Joe T.

I was sleeping a lot. My wife said something is wrong. I said I’m old (77 at the time) and need to go to bed sooner.
Couple of days later we to the Oshkosh air show for a week, didn’t feel good, had a poor appetite, but decided it was a cold. Come back on a Saturday and on Monday had to travel out of the country to Costa Rica for business. While in Costa Rica, I lost the ability to urinate. Contacted a local doctor who prescribed FlowMax and said he’d like to put me into the hospital for a few days because I had a fever. Decided to forgo the balance of my trip and return to USA.

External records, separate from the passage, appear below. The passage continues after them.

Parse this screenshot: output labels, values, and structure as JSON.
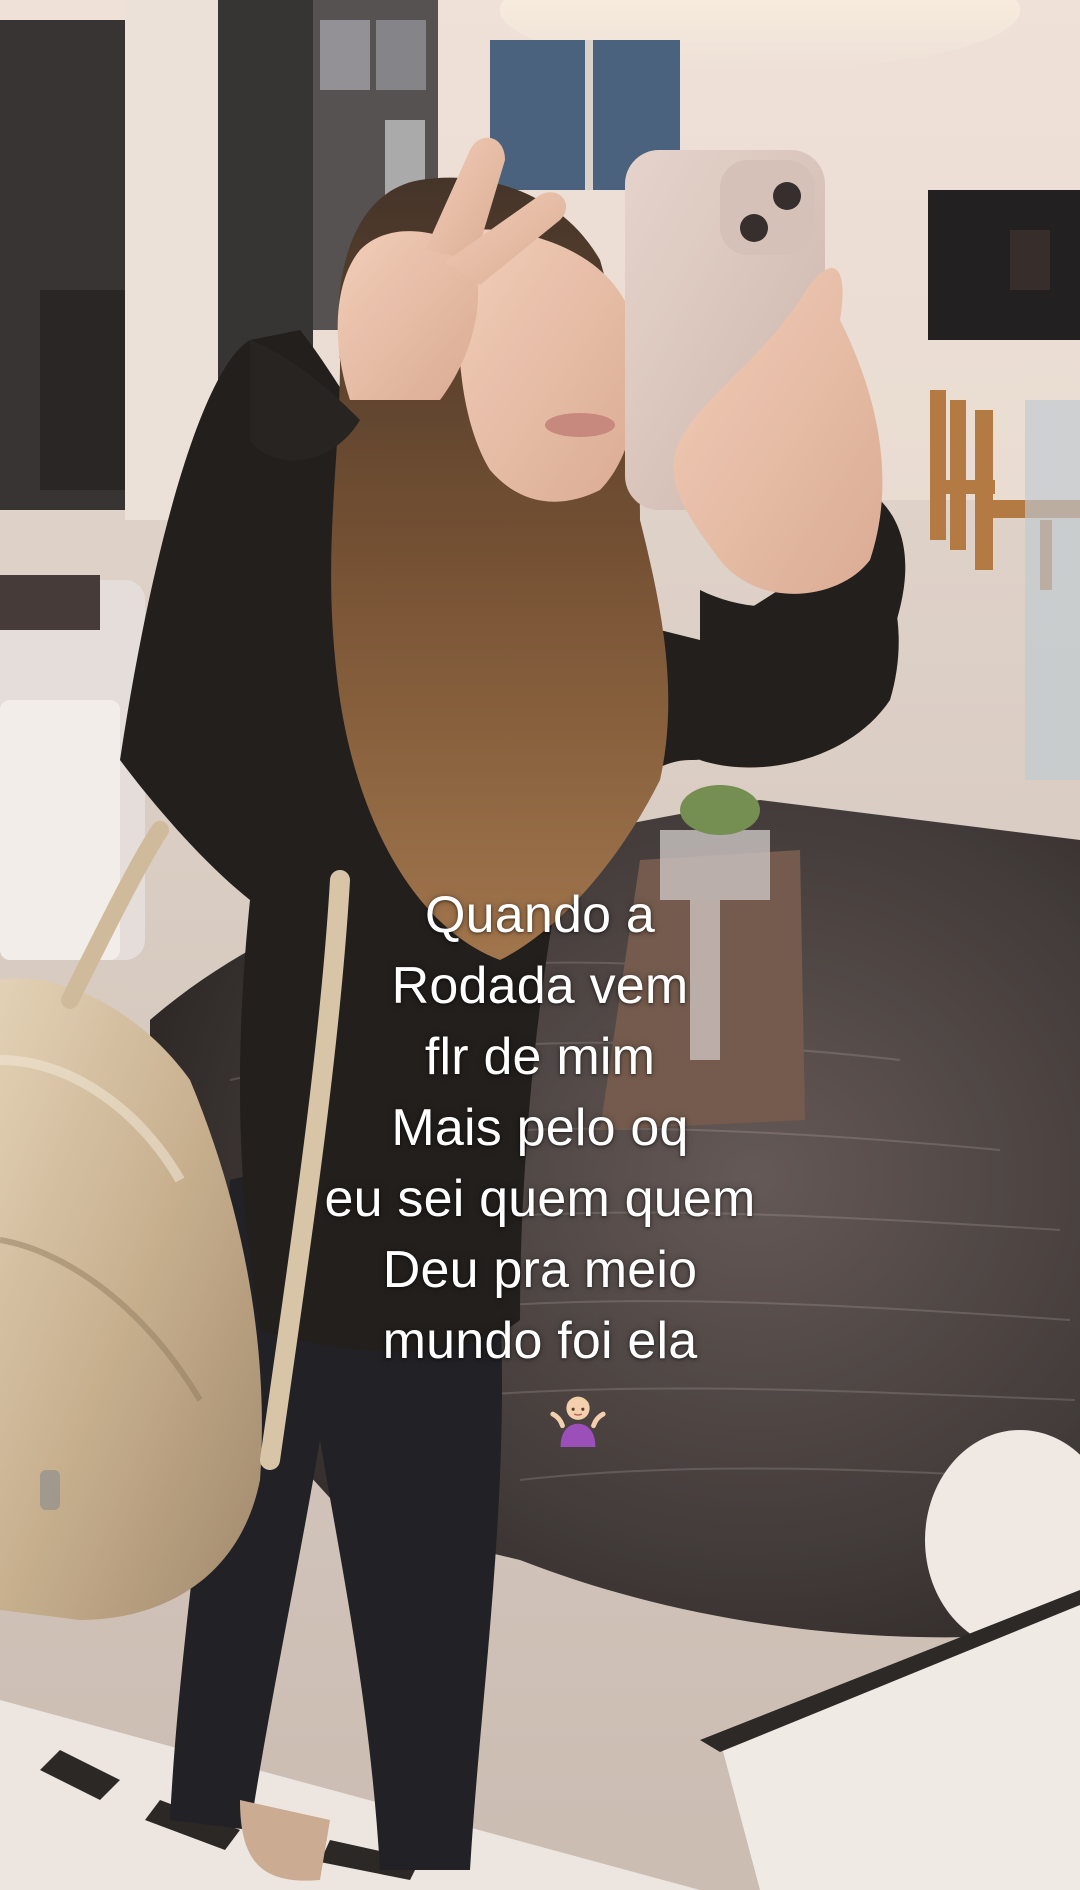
{
  "caption": {
    "lines": [
      "Quando a",
      "Rodada vem",
      "flr de mim",
      "Mais pelo oq",
      "eu sei quem quem",
      "Deu pra meio",
      "mundo foi ela"
    ],
    "emoji": "🤷🏼‍♀️",
    "emoji_name": "person-shrugging-emoji"
  },
  "colors": {
    "caption_text": "#ffffff",
    "rug": "#3a3434",
    "wall": "#e8dcd3",
    "hoodie": "#161414",
    "phone_case": "#d9c7bf",
    "backpack": "#c9b496"
  }
}
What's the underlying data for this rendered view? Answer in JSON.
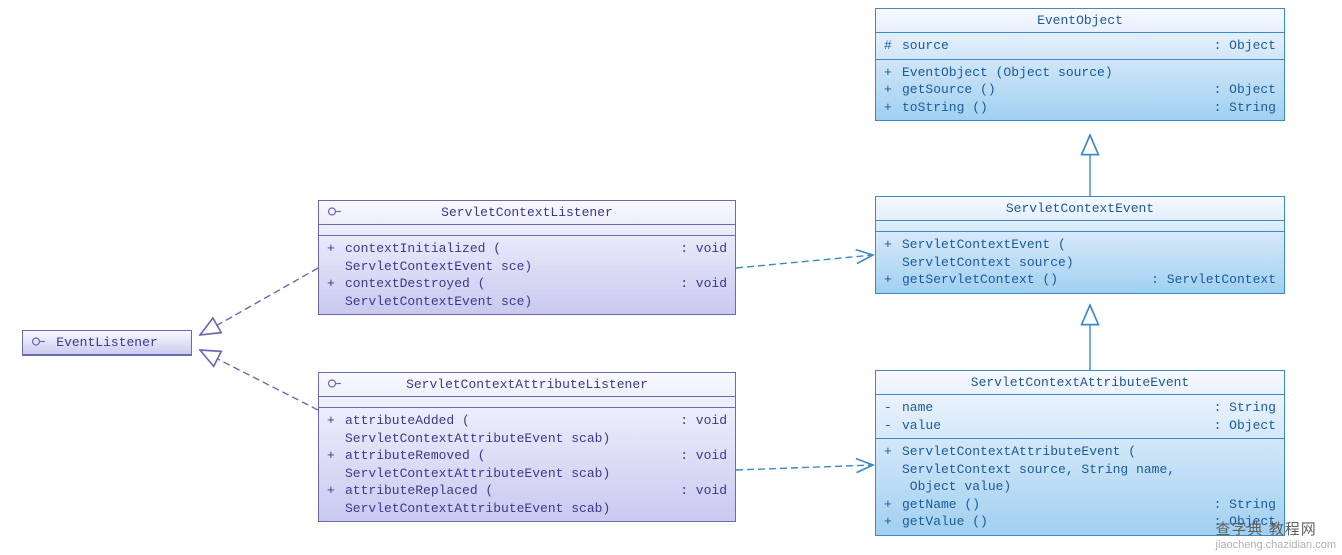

Arrived home at 1am and felt terrible, had the shakes from chills. Went to sleep and couldn’t get warm, wife said I was hot and burning up. Decided at 6am to drive to the emergency room. In the ER, doctors told me I was in septic shock and did I want to be resuscitated or intubated and that I had respiratory failure, kidney failure, blood infection, norovirus, and my organs were shutting down. For whatever reason, the absolute right doctors were available in the ER. Pulmonary, infectious disease and critical cardiac care.
Spent the next 4 weeks in ICU, eventually had to undergo surgery to scrape the infection in my bladder because the IV antibiotics were just not working. I was very fortunate to survive, had to undergo daily IV infusions for the next 3 months for an hour at the hospital. Doctors told me to get an apple watch and setup the health app and one day while getting IV infusion I got an Afib alert. Went downstairs, saw a cardiologist and sure enough I ended up with Afib stage I, which we are now treating with meds.
My kidney function returned to normal, I still have issues with blood oxygen from time to time. Doctors told me I was very lucky to have survived and also survived the critical period immediately following. I can’t thank the ER doctors and the team assembled to help me enough. I made it and now am 78 and have a much different feeling towards life. The lesson I learned and advice I’d like to pass on is – Listen to your body, don’t take chances and think you can power thru. If you are running a fever which persist go see a doctor.